The last problem was the most interesting. The application was working well for everything the model already knew. Then came the requests: can it tell me the current weather? Can it check our internal pricing database? Why does it not know what happened last week?

The temptation was to stuff the context window with raw data and hope the model could reason over it. For small datasets that worked. For anything live — a database query that changes by the minute, an API that requires authentication — it collapsed immediately. Context windows are not databases. They are expensive, slow, and stale the moment you fill them.

The model’s training cutoff is a hard wall. For real-time data you need the model to reach out and touch the world. This is tool calling: the model identifies what it needs, halts generation, requests a function execution, and incorporates the result into its final answer. It is also where the title earns itself. A model that can call arbitrary functions becomes, in Hamlet’s phrase, infinite in faculty — its effective knowledge bounded only by the tools you register.

The security model matters here. The model decides when to call a tool; your Rust code controls what actually runs. The model never executes anything directly.

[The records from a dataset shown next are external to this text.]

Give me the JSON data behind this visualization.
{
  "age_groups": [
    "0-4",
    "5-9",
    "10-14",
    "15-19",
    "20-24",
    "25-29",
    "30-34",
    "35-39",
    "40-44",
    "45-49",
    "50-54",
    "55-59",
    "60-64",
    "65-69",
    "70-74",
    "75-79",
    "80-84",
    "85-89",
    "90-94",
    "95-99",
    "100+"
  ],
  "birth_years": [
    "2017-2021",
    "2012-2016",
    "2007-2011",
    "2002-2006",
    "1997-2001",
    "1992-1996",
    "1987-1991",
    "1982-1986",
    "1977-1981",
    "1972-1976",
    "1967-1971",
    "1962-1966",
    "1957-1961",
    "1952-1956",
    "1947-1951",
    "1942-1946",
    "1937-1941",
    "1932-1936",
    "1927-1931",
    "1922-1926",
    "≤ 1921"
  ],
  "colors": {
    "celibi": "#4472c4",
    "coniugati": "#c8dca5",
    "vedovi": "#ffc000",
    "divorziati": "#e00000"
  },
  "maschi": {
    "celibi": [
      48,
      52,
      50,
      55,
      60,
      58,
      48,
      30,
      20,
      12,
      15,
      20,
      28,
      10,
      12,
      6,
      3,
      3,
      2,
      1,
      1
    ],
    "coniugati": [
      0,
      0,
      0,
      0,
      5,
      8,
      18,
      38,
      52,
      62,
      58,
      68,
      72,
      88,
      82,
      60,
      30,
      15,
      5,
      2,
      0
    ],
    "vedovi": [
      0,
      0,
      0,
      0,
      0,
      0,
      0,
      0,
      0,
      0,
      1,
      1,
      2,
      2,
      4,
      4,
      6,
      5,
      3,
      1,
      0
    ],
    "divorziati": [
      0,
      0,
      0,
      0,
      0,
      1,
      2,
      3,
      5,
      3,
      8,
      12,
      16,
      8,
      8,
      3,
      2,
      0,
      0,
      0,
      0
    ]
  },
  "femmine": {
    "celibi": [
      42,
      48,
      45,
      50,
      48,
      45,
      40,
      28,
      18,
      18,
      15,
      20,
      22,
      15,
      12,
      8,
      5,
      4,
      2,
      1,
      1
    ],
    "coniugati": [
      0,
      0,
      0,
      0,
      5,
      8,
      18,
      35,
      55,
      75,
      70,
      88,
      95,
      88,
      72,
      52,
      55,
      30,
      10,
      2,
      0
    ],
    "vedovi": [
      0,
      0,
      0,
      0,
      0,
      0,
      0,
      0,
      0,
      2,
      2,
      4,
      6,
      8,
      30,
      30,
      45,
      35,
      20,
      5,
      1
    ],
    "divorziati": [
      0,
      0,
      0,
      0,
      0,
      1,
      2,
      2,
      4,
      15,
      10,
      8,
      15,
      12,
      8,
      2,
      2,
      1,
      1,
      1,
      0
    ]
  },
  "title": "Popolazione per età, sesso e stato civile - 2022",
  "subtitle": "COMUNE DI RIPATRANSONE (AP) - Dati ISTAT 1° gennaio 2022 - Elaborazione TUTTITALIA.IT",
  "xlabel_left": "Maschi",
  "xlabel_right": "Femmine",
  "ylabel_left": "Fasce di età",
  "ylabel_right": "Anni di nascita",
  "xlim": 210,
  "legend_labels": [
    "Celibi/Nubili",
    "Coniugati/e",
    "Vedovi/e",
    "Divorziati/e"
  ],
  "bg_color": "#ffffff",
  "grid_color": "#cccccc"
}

use rig::providers::openai;
use rig::tool::Tool;
use rig_derive::tool;

#[tool(description = "Get the current weather for a specific city")]
fn get_weather(city: String) -> String {
    // In production this makes an HTTP call to a weather API
    format!("The weather in {} is currently 22°C and sunny.", city)
}

pub async fn run_weather_agent() {
    let client = openai::Client::from_env();

    let agent = client.agent("gpt-4o")
        .preamble("You are a helpful weather assistant.")
        .tool(get_weather)
        .build();

    let response = agent.prompt("What is the weather like in Paris today?").await.unwrap();

    println!("Agent: {}", response);
}

The #[tool] macro generates the schema that rig exposes to the model. The model sees the tool’s name and description — never the Rust source. The HTTP call, the database query, the authorization check — all of that happens inside your function, under your control. The framework handles the execution loop: detect tool call request, run the function, feed the result back to the model, resume generation.

The Shape of the Full System #

These four capabilities compose. A production AI feature in this application now:

  1. Selects a provider based on user tier and latency requirements (abstraction)
  2. Streams tokens to the client as they are generated (streaming)
  3. Forces a typed intermediate representation for pipeline stages that need structured data (extraction)
  4. Allows the model to call internal APIs for real-time context (tool calling)

rig-rs threads through all of it with a consistent agent API. What makes Rust a good fit for this is the same thing that makes it uncomfortable for rapid prototyping: the type system is strict. Structured outputs are verified at the type level. Tool schemas are generated from function signatures. Streaming errors are typed rather than string exceptions. The compiler catches entire categories of AI integration bugs before they reach users.